WITHOUT a doubt social media has emerged as a dominant form of communication, fundamentally changing the nature and dynamics of social, business and political discourse around the world.

And whether we, as parents, like it or not, social media has not only become a way of life for today’s child it is life itself! Apparently youngsters today spend more than 50 hours of screen-time every week. So obviously the media content they consume and create will have a profound impact on their social, emotional, cognitive and physical development.

Learning how to use media and technology sensibly and responsibly has become an essential skill for life and now more than ever, we need to help our youngsters and teach ourselves how to navigate a world where change is the only constant! 

Earlier in the week, parents were invited and encouraged to attend a talk at our school on Internet safety and the UAE laws concerning social media.

There is a UAE Schools Social Media and Online Behaviour Guidance that teachers and carers teach to students to adhere to and it is part of their teaching standards, which in turn is part of the UAE’s Federal Decree Law that came into effect in August of 2012 to combat cybercrimes in all their forms. 

Some of the issues in the law, which are relevant to schools, include the law against insults or accusations that would lead to victim being punished or held in contempt by others. This holds a fine of AED250,000 to 500,000 (BD25,000-BD50,000) and imprisonment.

Defamation, publishing news, photos, scenes, comments, statements or information, even if true and correct can have a penalty of up to six months in prison and a fine of AED150,000 to AED500,000 (BD15,000 to BD50,000). So posting pictures on social media without the owner’s permission is in fact violating privacy and such electronic cases can neither be waived off nor can there be a reconciliation among parties involved as the law will take its course.

Last year, a 13-year-old girl was taken to court, because she allegedly posted a picture of her friend, also 13, without her consent.

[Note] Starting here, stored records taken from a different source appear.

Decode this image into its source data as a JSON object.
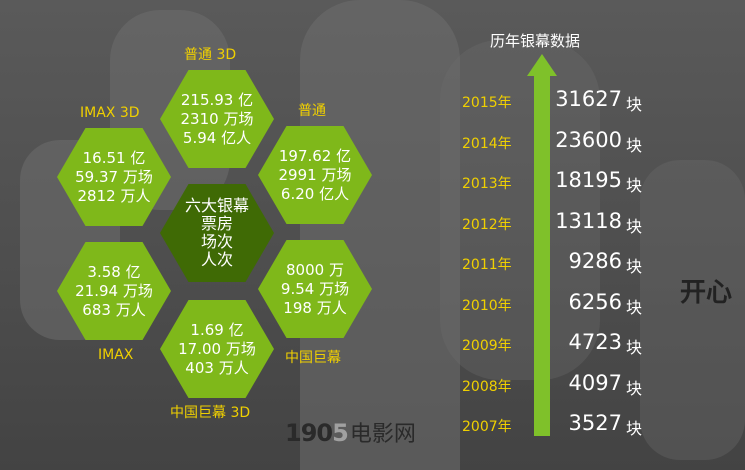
{
  "hexagons": {
    "center": {
      "line1": "六大银幕",
      "line2": "票房",
      "line3": "场次",
      "line4": "人次"
    },
    "standard_3d": {
      "label": "普通 3D",
      "box_office": "215.93 亿",
      "screenings": "2310 万场",
      "admissions": "5.94 亿人"
    },
    "standard": {
      "label": "普通",
      "box_office": "197.62 亿",
      "screenings": "2991 万场",
      "admissions": "6.20 亿人"
    },
    "imax_3d": {
      "label": "IMAX 3D",
      "box_office": "16.51 亿",
      "screenings": "59.37 万场",
      "admissions": "2812 万人"
    },
    "imax": {
      "label": "IMAX",
      "box_office": "3.58 亿",
      "screenings": "21.94 万场",
      "admissions": "683 万人"
    },
    "china_giant": {
      "label": "中国巨幕",
      "box_office": "8000 万",
      "screenings": "9.54 万场",
      "admissions": "198 万人"
    },
    "china_giant_3d": {
      "label": "中国巨幕 3D",
      "box_office": "1.69 亿",
      "screenings": "17.00 万场",
      "admissions": "403 万人"
    }
  },
  "yearly": {
    "title": "历年银幕数据",
    "unit": "块",
    "rows": [
      {
        "year": "2015年",
        "value": "31627"
      },
      {
        "year": "2014年",
        "value": "23600"
      },
      {
        "year": "2013年",
        "value": "18195"
      },
      {
        "year": "2012年",
        "value": "13118"
      },
      {
        "year": "2011年",
        "value": "9286"
      },
      {
        "year": "2010年",
        "value": "6256"
      },
      {
        "year": "2009年",
        "value": "4723"
      },
      {
        "year": "2008年",
        "value": "4097"
      },
      {
        "year": "2007年",
        "value": "3527"
      }
    ]
  },
  "logo": {
    "num_a": "19",
    "num_b": "0",
    "num_c": "5",
    "text": "电影网"
  },
  "poster_mark": "开心",
  "colors": {
    "hex_green": "#7fb81a",
    "hex_dark": "#3f6a05",
    "label_yellow": "#f0d000",
    "arrow_green": "#7fc12a"
  }
}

Out of fear, the latter lied to her parents about the fact that she did not give permission to her friend to post pictures of her on social media. And they filed a case against the teenager.

But then it emerged that she had actually agreed to it. And although her family tried to waive the case they could not, because the law states that electronic crimes cannot be waived off or settled by reconciliation.

So the case was referred to the Court of First Instance, where the defendant was unable to provide proof that her friend had authorised her to post the picture.

The trial court sentenced and convicted the girl. Now the case is before the Supreme Court. And the families hope the sentence is reduced considering the age of the girl.

Another case out of Austria could reignite a debate about sharing photos of children on Facebook. An 18-year-old woman from Carinthia is suing her parents over their posting of 500 images of her without her consent.

The images were shared with her parents’ 700 Facebook friends. Her father told the news outlet he has rights to the photos because he took them. 

The Austria case goes to court in November, and if she does win, parents around the world might be rethinking how they share photos of their children on social media.

According to Parent Zone, a UK-based site about parenting in the digital age, the average parent shares almost 1,500 photos, mostly on Facebook, of their children before they turn five. It found that 85 per cent of parents had not reviewed their Facebook privacy settings in more than a year and 79pc wrongly believed strangers could not see pictures of their children. French authorities have warned parents against posting intimate images of their children on Facebook, saying it could cause them lasting psychological damage.

All I can tell you is that I am glad I attended the seminar. It was a definite an eye opener. Up until then I was actually one of the 85pc and the 79pc!